How were researchers selected?
Researchers were found
using a semi-automated crawl of UCSD and UCI faculty websites. We
searched for publications pages that contained downloadable pdf files.
We then downloaded the pdf files and converted them to plain text.
How does the topic model work?
The topic model is based on the
idea that documents are made up of topics, where topics are
probability distributions over words. In essence, the topic model
looks for sets of words that tend to co-occur in documents. All word
order information is discarded before running the topic model.
Have you made my papers publicly available?
No.
Why am I not included?
We collected papers using a
semi-automated harvester. If you had papers that did not appear as
downloadable files we were unfortunately not able to get them.
I seem to be mis-represented!
The topical characterization
for each researcher was solely based on the papers collected from
them. Results for particular researchers may be noisy due to the
limited amount of data collected for that researcher.
Who came up with the topic names?
While the topic model
produces the list of most likely words in each topic, it is up to a
human to assign a sensible topic name. Ideally, a domain expert
reviews the list of words and assigns a short name. For this project
we did not have the resources to consult all the appropriate domain
experts for the wide range of topics, so our team sometimes made a
best guess at an appropriate name. If you see a topic that is
mis-labeled, please email newman@uci.edu.
Why are certain people listed under a particular research topic?
This is solely based on papers harvested and does not
necessarily reflect the contribution or activity of faculty in the
research area.
References
- Steyvers, M., Smyth, P., Rosen-Zvi, M., & Griffiths,
T. (2004). Probabilistic Author-Topic Models for Information
Discovery. The Tenth ACM SIGKDD International Conference on Knowledge
Discovery and Data Mining. Seattle, Washington.
- Griffiths, T., & Steyvers, M. (2004). Finding Scientific Topics. Proceedings of the National Academy of Sciences, 101 (suppl. 1), 5228-5235.
- Newman, D., Block, S. (2005).

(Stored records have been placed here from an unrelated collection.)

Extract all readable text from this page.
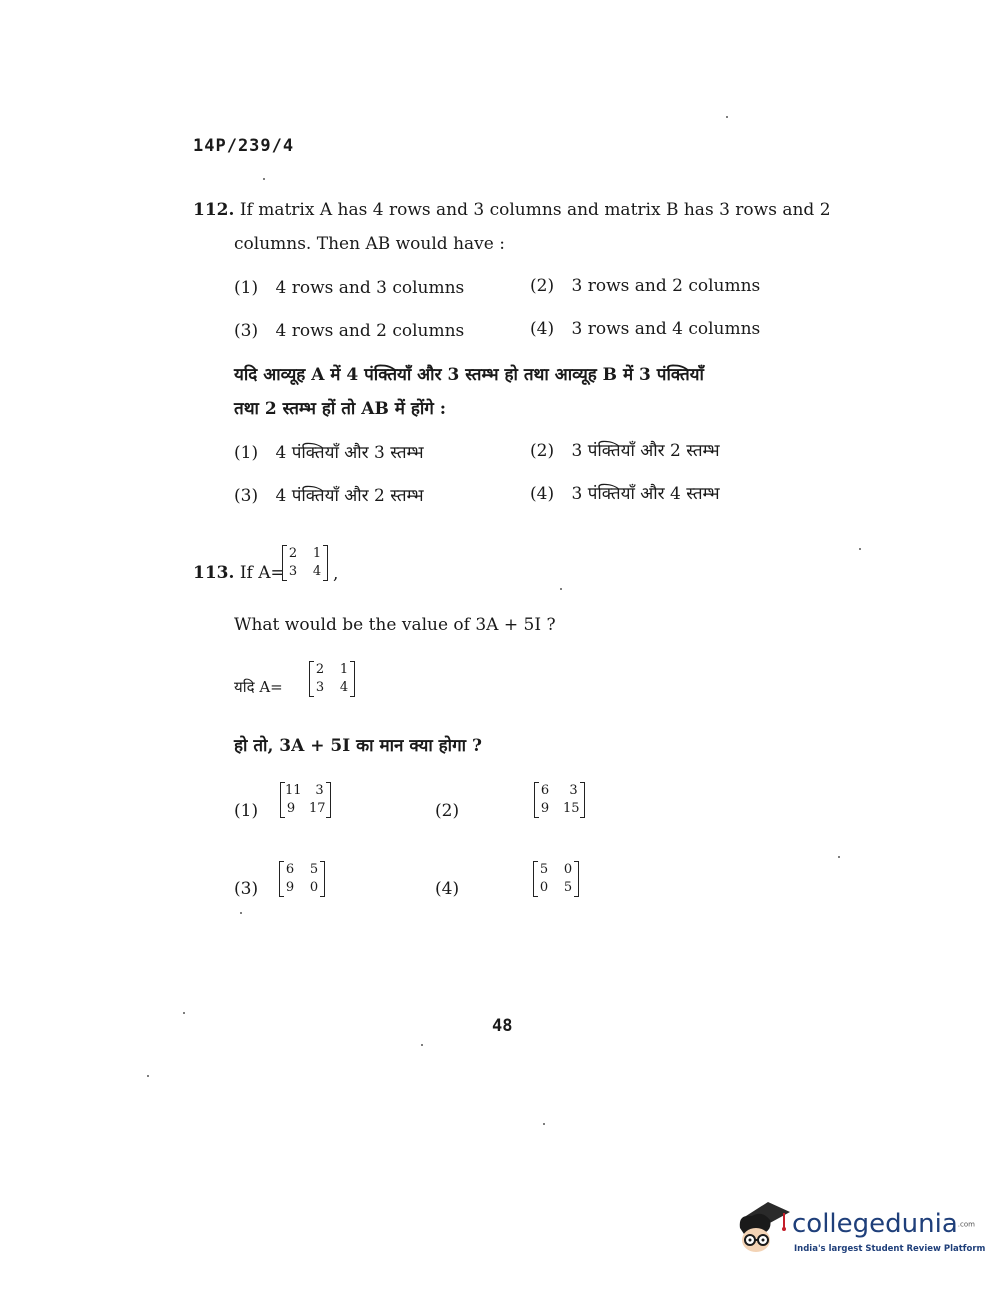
14P/239/4
112. If matrix A has 4 rows and 3 columns and matrix B has 3 rows and 2
columns. Then AB would have :
(1) 4 rows and 3 columns	(2) 3 rows and 2 columns
(3) 4 rows and 2 columns	(4) 3 rows and 4 columns
यदि आव्यूह A में 4 पंक्तियाँ और 3 स्तम्भ हो तथा आव्यूह B में 3 पंक्तियाँ
तथा 2 स्तम्भ हों तो AB में होंगे :
(1) 4 पंक्तियाँ और 3 स्तम्भ	(2) 3 पंक्तियाँ और 2 स्तम्भ
(3) 4 पंक्तियाँ और 2 स्तम्भ	(4) 3 पंक्तियाँ और 4 स्तम्भ
113. If A=
2 1
3 4 ,
What would be the value of 3A + 5I ?
यदि A=
2 1
3 4
हो तो, 3A + 5I का मान क्या होगा ?
(1)
11 3
9 17	(2)
6 3
9 15
(3)
6 5
9 0	(4)
5 0
0 5
48
collegedunia.com
India's largest Student Review Platform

Probabilistic Topic Decomposition of an Eighteenth-Century Newspaper. Journal of the American Society for Information Science and Technology.
- Blei D.M.; Ng A.Y.; Jordan M.I. (2003). Latent Dirichlet Allocation. Journal of Machine Learning Research, Volume 3, Numbers 4-5, 15 May 2003, pp. 993-1022(30).
- Hofmann, T. (1999). Probabilistic Latent Semantic Indexing. Proceedings of the 22nd International Conference on Research and Development in Information Retrieval.